Therefore, the only contribution to the sum comes from $k=0$, in which case it is equal to $r$. We can now finish our calculations, eliminating both sums:

$$ \begin{align*} \frac{1}{\sqrt{r}} \sum_{j=0}^{r-1} |\zeta_j\rangle &= \frac{1}{r} r |a^0 \bmod N\rangle = |1\rangle. \end{align*} $$

This is exactly what we need! We can apply the phase estimation algorithm onto the $|1\rangle$ state to get a superposition of eigenvectors and their eigenvalues, which will give us a phase of $j/r$. We can then use the denominator as our guess, but note that this will only work if $j$ and $r$ are coprime. If we get a bad value of $r$, though, we will be able to verify it and we can just use one of the other phases in our output instead.

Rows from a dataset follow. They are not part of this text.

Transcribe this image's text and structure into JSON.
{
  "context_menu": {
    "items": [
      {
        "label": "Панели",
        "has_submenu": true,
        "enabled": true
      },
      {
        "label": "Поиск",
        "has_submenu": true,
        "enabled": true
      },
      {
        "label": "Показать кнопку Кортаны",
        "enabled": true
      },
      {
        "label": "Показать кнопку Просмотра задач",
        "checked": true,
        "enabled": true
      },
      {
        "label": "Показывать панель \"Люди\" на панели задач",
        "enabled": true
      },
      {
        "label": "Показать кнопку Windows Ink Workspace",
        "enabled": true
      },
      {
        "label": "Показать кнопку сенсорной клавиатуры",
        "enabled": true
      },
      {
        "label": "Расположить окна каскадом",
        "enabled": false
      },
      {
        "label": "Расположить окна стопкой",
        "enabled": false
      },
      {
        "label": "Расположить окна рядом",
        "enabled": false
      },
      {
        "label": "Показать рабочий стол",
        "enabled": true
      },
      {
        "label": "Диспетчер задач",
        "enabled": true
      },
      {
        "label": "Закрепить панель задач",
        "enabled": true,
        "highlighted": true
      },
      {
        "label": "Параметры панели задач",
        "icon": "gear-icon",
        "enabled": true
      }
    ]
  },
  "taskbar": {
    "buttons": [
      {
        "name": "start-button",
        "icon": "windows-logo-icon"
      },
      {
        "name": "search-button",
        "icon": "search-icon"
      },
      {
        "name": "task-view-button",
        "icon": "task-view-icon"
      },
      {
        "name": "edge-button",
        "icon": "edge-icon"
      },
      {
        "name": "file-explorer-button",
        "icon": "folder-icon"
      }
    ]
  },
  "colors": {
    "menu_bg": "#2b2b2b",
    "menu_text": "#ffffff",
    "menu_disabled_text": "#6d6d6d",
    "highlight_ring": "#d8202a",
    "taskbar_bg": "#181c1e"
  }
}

The last thing we need to discuss before we fully implement Shor's algorithm is how to implement the unitary operator $U_{a,N}$. Unfortunately, it's very difficult. There are general methods to computing the unitary, but they have constraints (e.g. high circuit depth) and I don't really want to detail about it here.

For our implementation, we will instead use a hard-coded implementation of $U_{a,15}$ as a proof of concept. This implementation is based on one from the now-archived Qiskit textbook:

from qiskit import QuantumCircuit

def U_a_15(a):
    if a not in [2, 4, 7, 8, 11, 13]:
        raise ValueError("'a' must be 2, 4, 7, 8, 11 or 13")
    U = QuantumCircuit(4)
    if a in [2, 13]:
        U.swap(2, 3)
        U.swap(1, 2)
        U.swap(0, 1)
    if a in [7, 8]:
        U.swap(0, 1)
        U.swap(1, 2)
        U.swap(2, 3)
    if a in [4, 11]:
        U.swap(1, 3)
        U.swap(0, 2)
    if a in [7, 11, 13]:
        for q in range(4):
            U.x(q)
    U = U.to_gate()
    U.name = f"U_{a,15}"
    return U

We can now implement phase estimation, introducing a precision parameter n_count which will be the number of qubits for the estimation register. We can then initialize our input state into the $|1\rangle$ state using an $X$ gate.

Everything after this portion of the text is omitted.